C5 Capstone Projects

📘 Course 5: Capston Projects – COVID-19 AI #


📷 Project 1: CXR-Based COVID-19 Detector #

Phase 1: Data Collection #

  • Objective: Build a deep learning model to predict COVID-19 status using chest x-ray (CXR) images.
  • Input: 3000x3000 px uncompressed DICOM images from 30,000 exams (10% COVID-positive).
  • Concern: Class imbalance (90:10) and high-resolution image processing needs.

Phase 2: Model Training (Part 1) #

  • Used ResNet-50 on resized 224x224 images.
  • Data split randomly (not by patient).
  • Augmentation: 50% zoom-in on random region.
  • Issue: Training loss did not improve → possible underfitting or flawed preprocessing.

Phase 3: Model Training (Part 2) #

  • Improvements made:
    • Patient-level data split to prevent leakage.
    • Image size increased to 512x512 px; model adjusted accordingly.
    • Simplified augmentation: horizontal flip + light zoom.
    • COVID-positive oversampling added.
  • New issue: Overfitting (training loss much lower than validation loss).
  • Metric discrepancy: High accuracy but relatively low AUROC on validation set.

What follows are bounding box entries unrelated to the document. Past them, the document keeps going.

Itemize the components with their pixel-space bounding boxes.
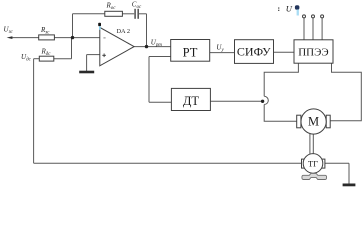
svg-text:ППЭЭ: ППЭЭ xyxy=(298,47,328,59)
svg-text:СИФУ: СИФУ xyxy=(237,44,271,58)
svg-text:РТ: РТ xyxy=(183,45,198,59)
svg-text:ДТ: ДТ xyxy=(183,94,200,108)
svg-text:ТГ: ТГ xyxy=(308,159,318,169)
svg-text:М: М xyxy=(308,115,319,129)
svg-text:DA 2: DA 2 xyxy=(117,28,130,35)
svg-text:U: U xyxy=(286,4,293,14)
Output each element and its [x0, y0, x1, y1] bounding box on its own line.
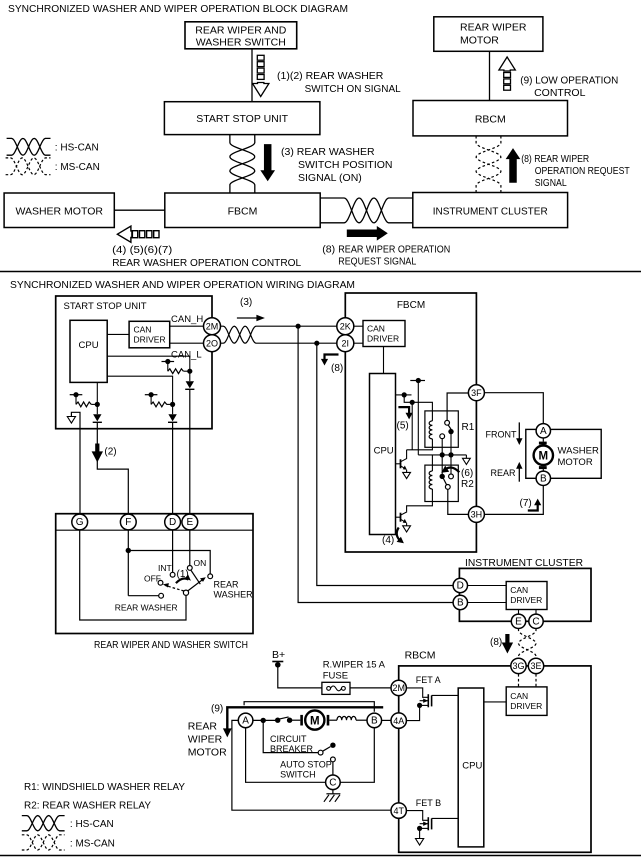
- connector C (rear wiper motor): [326, 775, 341, 790]
- segmented arrow (1)(2) down: [253, 55, 269, 96]
- connector A (washer motor): [536, 424, 550, 438]
- svg-text:CPU: CPU: [374, 446, 394, 457]
- svg-text:D: D: [457, 581, 464, 592]
- contact ON: [187, 566, 192, 571]
- wire cpu to can driver (rbcm): [484, 701, 506, 703]
- svg-text:WASHER: WASHER: [214, 590, 254, 600]
- svg-text:(2): (2): [104, 447, 116, 458]
- svg-text:(9): (9): [211, 704, 223, 715]
- svg-text:M: M: [310, 715, 320, 727]
- svg-text:D: D: [169, 517, 176, 528]
- wire can driver to cpu: [383, 347, 385, 374]
- wire can driver to C: [535, 610, 537, 615]
- box start stop unit: [164, 102, 320, 135]
- wire washer motor to fbcm: [114, 209, 165, 211]
- connector B (cluster): [453, 595, 467, 609]
- connector 3G: [511, 658, 526, 673]
- transistor Q2 (fbcm): [396, 512, 407, 526]
- svg-text:B: B: [457, 598, 464, 609]
- connector C (cluster): [529, 614, 543, 628]
- wire D to can driver: [468, 585, 507, 587]
- svg-text:3G: 3G: [512, 661, 524, 671]
- dashed stubs 3G/3E to can driver: [519, 674, 537, 687]
- ground marker (start stop unit): [71, 412, 80, 514]
- svg-text:CAN: CAN: [510, 691, 528, 701]
- cell E: resistor: [168, 369, 184, 374]
- relay R1 box: [425, 411, 458, 447]
- node motor junction: [261, 718, 266, 723]
- svg-text:REAR WIPER: REAR WIPER: [460, 21, 527, 33]
- wire F to contacts: [126, 530, 211, 596]
- bracket over motor: [244, 702, 374, 712]
- dashed twisted pair cluster to rbcm: [519, 629, 537, 659]
- connector 2M: [204, 318, 221, 335]
- label (4)(5)(6)(7) rear washer operation control: [112, 244, 301, 269]
- ground marker (rbcm): [416, 839, 424, 846]
- connector A (rear wiper motor): [238, 713, 253, 728]
- svg-text:3H: 3H: [471, 510, 483, 520]
- connector D (switch): [165, 514, 181, 530]
- cell D: transistor/diode: [172, 404, 174, 414]
- svg-text:R.WIPER 15 A: R.WIPER 15 A: [323, 660, 386, 671]
- svg-text:OPERATION REQUEST: OPERATION REQUEST: [535, 165, 630, 177]
- svg-text:A: A: [540, 426, 547, 437]
- svg-text:(8): (8): [490, 637, 502, 648]
- connector 2O: [204, 335, 221, 352]
- connector 2I: [337, 335, 354, 352]
- arrow (8) down to rbcm: [490, 634, 513, 654]
- wire B to 3H: [484, 486, 543, 515]
- legend HS-CAN (bottom): [22, 816, 65, 831]
- svg-text:F: F: [125, 517, 131, 528]
- cell E: transistor/diode: [189, 371, 191, 381]
- cpu U (start stop unit): [70, 320, 107, 382]
- relay R2 coil top wire: [431, 455, 433, 471]
- svg-text:R2: R2: [461, 479, 474, 490]
- can driver (rbcm): [506, 687, 547, 716]
- connector 4A: [391, 713, 406, 728]
- svg-text:CAN_L: CAN_L: [171, 350, 202, 361]
- svg-text:FBCM: FBCM: [228, 206, 258, 218]
- svg-text:3F: 3F: [471, 388, 482, 398]
- wire 2K to can driver: [354, 325, 363, 327]
- label FRONT with arrow: [486, 422, 523, 445]
- wire C to B: [340, 728, 374, 783]
- wire can_h branch down to cluster B: [298, 326, 453, 602]
- svg-text:MOTOR: MOTOR: [188, 747, 227, 759]
- svg-text:DRIVER: DRIVER: [510, 701, 542, 711]
- svg-text:(3) REAR WASHER: (3) REAR WASHER: [281, 146, 375, 158]
- svg-text:: MS-CAN: : MS-CAN: [55, 162, 100, 173]
- svg-text:CAN: CAN: [134, 325, 152, 335]
- cell E: wire cpu out: [107, 356, 190, 371]
- svg-text:(4): (4): [382, 535, 394, 546]
- arrow (2): [92, 444, 103, 463]
- svg-text:2M: 2M: [206, 321, 219, 331]
- legend MS-CAN (top): [6, 158, 51, 175]
- output marker triangle (6): [463, 458, 471, 464]
- svg-text:REAR WIPER OPERATION: REAR WIPER OPERATION: [338, 244, 450, 256]
- svg-text:(7): (7): [520, 498, 532, 509]
- wire 2I to can driver: [354, 342, 363, 344]
- label washer motor: [558, 446, 599, 469]
- cell F: wire down with (2): [97, 423, 128, 515]
- connector F: [120, 514, 136, 530]
- svg-text:CONTROL: CONTROL: [534, 87, 585, 99]
- cpu U (rbcm): [458, 688, 484, 847]
- relay R2 contacts: [440, 455, 469, 515]
- supply tap B+ (fbcm): [410, 378, 425, 455]
- svg-text:(6): (6): [461, 468, 473, 479]
- svg-text:SWITCH ON SIGNAL: SWITCH ON SIGNAL: [305, 83, 401, 95]
- box fbcm (block): [165, 193, 320, 228]
- wire D to INT contact: [172, 530, 174, 572]
- box rear wiper motor: [434, 17, 543, 52]
- svg-text:R1: WINDSHIELD WASHER RELAY: R1: WINDSHIELD WASHER RELAY: [24, 781, 185, 793]
- box rbcm (wiring): [399, 666, 591, 852]
- connector E (cluster): [511, 614, 525, 628]
- connector D (cluster): [453, 578, 467, 592]
- contact OFF: [158, 580, 163, 585]
- svg-text:4A: 4A: [393, 716, 404, 726]
- wire pivot to G: [80, 530, 186, 620]
- svg-text:RBCM: RBCM: [475, 114, 506, 126]
- arrow (8) bent near 2I: [321, 355, 343, 375]
- box instrument cluster (block): [413, 193, 568, 228]
- arrow (6) curved: [441, 466, 474, 490]
- relay R1 coil bottom wire: [407, 439, 433, 450]
- svg-text:(8) REAR WIPER: (8) REAR WIPER: [521, 153, 589, 165]
- arrow (5) bent: [397, 407, 413, 431]
- box instrument cluster (wiring): [459, 568, 591, 621]
- svg-text:(3): (3): [240, 297, 252, 308]
- cell E: supply tap: [162, 359, 175, 371]
- svg-text:(9) LOW OPERATION: (9) LOW OPERATION: [520, 75, 618, 87]
- segmented arrow (9) up: [499, 57, 515, 90]
- motor M (rear wiper): [300, 711, 337, 730]
- svg-text:SYNCHRONIZED WASHER AND WIPER: SYNCHRONIZED WASHER AND WIPER OPERATION …: [8, 3, 348, 15]
- arrow (4) curved: [382, 528, 404, 547]
- svg-text:REAR: REAR: [214, 580, 240, 590]
- svg-text:SIGNAL (ON): SIGNAL (ON): [298, 172, 362, 184]
- circuit breaker: [270, 717, 314, 754]
- svg-text:OFF: OFF: [144, 574, 161, 584]
- label REAR with arrow: [491, 462, 523, 482]
- svg-text:FET A: FET A: [416, 675, 441, 685]
- connector B (rear wiper motor): [367, 713, 382, 728]
- header band: [56, 529, 253, 531]
- dashed twisted pair rbcm to instrument cluster (MS-CAN): [476, 136, 501, 193]
- wire can_l: [170, 342, 204, 344]
- cell D: resistor: [151, 402, 167, 407]
- label rear wiper motor: [188, 721, 227, 759]
- svg-text:E: E: [515, 617, 522, 628]
- relay R1 contacts: [440, 393, 469, 455]
- box rear wiper and washer switch: [185, 22, 297, 49]
- wire cpu to can driver: [107, 333, 129, 335]
- connector 3F: [468, 385, 484, 401]
- arrow (7) bent: [520, 498, 542, 511]
- svg-text:2O: 2O: [206, 338, 218, 348]
- cell E: node: [187, 369, 192, 374]
- cell E: wire down to E: [189, 390, 191, 515]
- node can_l junction: [314, 341, 319, 346]
- B+ terminal: [272, 649, 322, 688]
- svg-text:(5): (5): [397, 421, 409, 432]
- twisted pair start stop unit to fbcm (HS-CAN): [230, 135, 255, 193]
- svg-text:A: A: [242, 716, 249, 727]
- svg-text:E: E: [186, 517, 193, 528]
- inter-relay rail: [418, 452, 466, 458]
- box washer motor (wiring): [526, 429, 601, 478]
- label (3) with arrow: [237, 297, 265, 321]
- svg-text:(4) (5)(6)(7): (4) (5)(6)(7): [112, 244, 172, 256]
- svg-text:RBCM: RBCM: [405, 650, 436, 662]
- svg-text:DRIVER: DRIVER: [134, 335, 166, 345]
- auto stop switch: [263, 720, 335, 779]
- wire switch to start stop unit: [251, 49, 253, 102]
- svg-text:MOTOR: MOTOR: [558, 457, 593, 468]
- svg-text:M: M: [539, 451, 549, 463]
- svg-text:INSTRUMENT CLUSTER: INSTRUMENT CLUSTER: [465, 557, 583, 569]
- wire rear wiper motor to rbcm: [489, 51, 491, 100]
- connector G: [72, 514, 88, 530]
- wire A down to C row: [246, 728, 326, 783]
- label (8) rear wiper operation request signal (bottom): [322, 244, 450, 268]
- node can_h junction: [296, 324, 301, 329]
- svg-text:R2: REAR WASHER RELAY: R2: REAR WASHER RELAY: [24, 800, 151, 812]
- arrow (8) right: [347, 226, 388, 241]
- connector E (switch): [182, 514, 198, 530]
- contact INT: [170, 572, 175, 577]
- svg-text:WASHER: WASHER: [558, 446, 599, 457]
- svg-text:G: G: [76, 517, 84, 528]
- svg-text:: HS-CAN: : HS-CAN: [55, 143, 99, 154]
- svg-text:START STOP UNIT: START STOP UNIT: [196, 113, 288, 125]
- wire B to 4A: [382, 719, 391, 721]
- svg-text:START STOP UNIT: START STOP UNIT: [64, 301, 147, 312]
- svg-text:CPU: CPU: [462, 761, 482, 772]
- connector 3E: [528, 658, 543, 673]
- svg-text:B: B: [371, 716, 378, 727]
- cpu U (fbcm): [370, 374, 396, 535]
- box start stop unit (wiring): [56, 296, 212, 429]
- chassis ground below C: [324, 790, 341, 802]
- relay R1 coil: [429, 421, 432, 439]
- wire can_h: [170, 325, 204, 327]
- svg-text:DRIVER: DRIVER: [367, 334, 399, 344]
- label (3) rear washer switch position signal: [281, 146, 393, 184]
- box rbcm (block): [413, 101, 568, 136]
- svg-text:SWITCH: SWITCH: [280, 770, 316, 780]
- svg-text:(8): (8): [322, 244, 335, 256]
- svg-text:: HS-CAN: : HS-CAN: [70, 819, 114, 830]
- switch pivot and arms: [163, 570, 206, 595]
- connector 4T: [391, 803, 406, 818]
- svg-text:2M: 2M: [392, 683, 405, 693]
- arrow (9) thick: [211, 704, 383, 738]
- svg-text:R1: R1: [462, 422, 475, 433]
- svg-text:CAN: CAN: [510, 585, 528, 595]
- twisted pair fbcm to instrument cluster (HS-CAN): [320, 198, 413, 223]
- can driver (fbcm): [363, 321, 405, 347]
- svg-text:FUSE: FUSE: [323, 671, 348, 682]
- cell D: wire cpu out: [107, 376, 172, 404]
- can driver (start stop unit): [129, 321, 170, 348]
- legend MS-CAN (bottom): [22, 835, 65, 850]
- svg-text:INSTRUMENT CLUSTER: INSTRUMENT CLUSTER: [433, 206, 548, 218]
- svg-text:4T: 4T: [393, 806, 404, 816]
- cell F: wire from cpu bottom: [96, 382, 98, 404]
- coil (rear wiper motor): [337, 716, 356, 720]
- cell F: resistor: [76, 402, 91, 407]
- wire 3F to washer motor A: [484, 393, 543, 424]
- connector 2K: [337, 318, 354, 335]
- svg-text:REAR: REAR: [188, 721, 218, 733]
- transistor Q1 (fbcm): [396, 450, 407, 473]
- svg-text:SWITCH POSITION: SWITCH POSITION: [298, 159, 393, 171]
- svg-text:REAR WIPER AND WASHER SWITCH: REAR WIPER AND WASHER SWITCH: [94, 639, 248, 651]
- cell F: node: [95, 402, 100, 407]
- svg-text:CIRCUIT: CIRCUIT: [270, 734, 307, 744]
- arrow (1) curved: [176, 569, 191, 583]
- relay R2 coil: [429, 471, 432, 489]
- svg-text:AUTO STOP: AUTO STOP: [280, 760, 332, 770]
- svg-text:CPU: CPU: [79, 340, 99, 351]
- svg-text:DRIVER: DRIVER: [510, 595, 542, 605]
- wire can_h to 2K: [259, 325, 337, 327]
- svg-text:CAN: CAN: [367, 324, 385, 334]
- connector 2M (rbcm): [391, 680, 406, 695]
- svg-text:SYNCHRONIZED WASHER AND WIPER: SYNCHRONIZED WASHER AND WIPER OPERATION …: [10, 279, 355, 291]
- svg-text:REAR WIPER AND: REAR WIPER AND: [195, 25, 286, 37]
- cell D: supply tap: [145, 392, 158, 404]
- svg-text:(1)(2) REAR WASHER: (1)(2) REAR WASHER: [277, 70, 384, 82]
- contact rear washer (right): [208, 574, 213, 579]
- svg-text:FBCM: FBCM: [397, 300, 425, 311]
- svg-text:REAR WASHER: REAR WASHER: [115, 603, 178, 613]
- svg-text:FRONT: FRONT: [486, 430, 517, 440]
- relay R2 coil bottom wire: [407, 489, 433, 512]
- svg-text:REAR WASHER OPERATION CONTROL: REAR WASHER OPERATION CONTROL: [112, 257, 301, 269]
- wire A to breaker: [253, 719, 277, 721]
- svg-text:3E: 3E: [530, 661, 541, 671]
- svg-text:2I: 2I: [342, 338, 350, 348]
- wire cpu tap with node: [396, 392, 433, 450]
- box washer motor (block): [4, 193, 114, 228]
- bottom border line: [0, 855, 641, 857]
- box fbcm (wiring): [345, 293, 476, 552]
- segmented arrow (4)(5)(6)(7) left: [117, 226, 159, 242]
- svg-text:SIGNAL: SIGNAL: [535, 177, 567, 189]
- contact rear washer (left): [159, 593, 164, 598]
- svg-text:: MS-CAN: : MS-CAN: [70, 839, 115, 850]
- separator line: [0, 271, 641, 273]
- connector B (washer motor): [536, 471, 550, 485]
- wire B to can driver: [468, 602, 507, 604]
- label (1)(2) rear washer switch on signal: [277, 70, 401, 95]
- arrow (3) down: [260, 144, 275, 181]
- fuse R.WIPER 15A: [322, 660, 391, 695]
- legend HS-CAN (top): [7, 138, 51, 155]
- svg-text:REAR: REAR: [491, 468, 517, 478]
- motor M (washer): [534, 438, 553, 471]
- cell F: supply tap: [70, 392, 83, 404]
- svg-text:WASHER MOTOR: WASHER MOTOR: [15, 206, 103, 218]
- can driver (cluster): [506, 582, 547, 610]
- wire can_l branch down to cluster D: [317, 343, 453, 585]
- svg-text:WASHER SWITCH: WASHER SWITCH: [196, 37, 286, 49]
- label (9) low operation control: [520, 75, 618, 100]
- wire can_l to 2I: [259, 342, 337, 344]
- label (8) rear wiper operation request signal (right): [521, 153, 630, 189]
- svg-text:C: C: [532, 617, 539, 628]
- wire can driver to E: [518, 610, 520, 615]
- cell D: node: [170, 402, 175, 407]
- arrow (8) up: [506, 148, 521, 183]
- svg-text:REQUEST SIGNAL: REQUEST SIGNAL: [338, 256, 416, 268]
- wire A left to 4T: [232, 720, 391, 810]
- svg-text:B+: B+: [272, 649, 285, 661]
- svg-text:MOTOR: MOTOR: [460, 34, 499, 46]
- svg-text:INT: INT: [158, 563, 172, 573]
- svg-text:FET B: FET B: [416, 798, 441, 808]
- box rear wiper and washer switch (wiring): [56, 514, 253, 634]
- relay R2 box: [425, 465, 458, 501]
- svg-text:WIPER: WIPER: [188, 734, 223, 746]
- wire E to ON contact: [189, 530, 191, 566]
- svg-text:(8): (8): [331, 363, 343, 374]
- svg-text:ON: ON: [194, 558, 207, 568]
- cell F: transistor/diode: [96, 404, 98, 414]
- twisted pair CAN bus: [220, 326, 259, 343]
- svg-text:C: C: [329, 778, 336, 789]
- svg-text:CAN_H: CAN_H: [171, 314, 203, 325]
- cell D: wire down to D: [172, 423, 174, 515]
- connector 3H: [468, 506, 484, 522]
- svg-text:B: B: [540, 474, 547, 485]
- svg-text:2K: 2K: [340, 321, 351, 331]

Phase 4: Model Evaluation #

  • Applied dropout (p=0.5) and random rotation augmentation.
  • Two early-stopped models:
    • Model A: Best validation AUROC.
    • Model B: Best validation loss.
  • Deployment consideration: Choose model based on worklist prioritization use case.

📈 Project 2: EHR-Based Intubation Predictor #

Phase 1: Data Collection #

  • Objective: Predict likelihood of intubation from electronic health records (EHR).
  • Input: COVID dataset with 3,000 EHRs (300 positive) + additional 40,000-exam COVID-like dataset.
  • Issue: Misassumption—only 3,000 usable EHRs in COVID dataset.
  • Challenge: Sparse features, strange lab value distributions (e.g., D-DIMER), many missing values.

Phase 2: Model Training (Part 1) #

  • Attempted logistic regression but faced data issues (sparsity, outliers, NaNs).
  • Required strategies to deal with missingness and outliers before modeling.

Phase 3: Model Training (Part 2) #

  • New strategy: Train on 40,000 “COVID-like” exams; test on COVID dataset (3,000 exams).
  • Split: 70% train, 30% validation (COVID-like dataset).
  • 10-fold cross-validation used for hyperparameter tuning.
  • Models trained: Logistic regression + Random Forests.

Phase 4: Model Evaluation #

  • Performance improved using COVID-like training data.
  • Now selecting operating threshold using precision-recall curve.
  • Deployment consideration: Choose threshold optimized for triage decision-making.

🔗 Cross-Project Learnings #

  • Both projects improved significantly from Phase 2 to 4 through better data practices:
    • Patient-level splits
    • Cross-validation
    • Oversampling
    • Threshold tuning
  • Key divergence:
    • Project 1 is image-based, focuses on COVID diagnosis.
    • Project 2 is EHR-based, focuses on intervention prediction (intubation).
  • Both must align their evaluation strategy with real-world clinical use (triage vs. prioritization).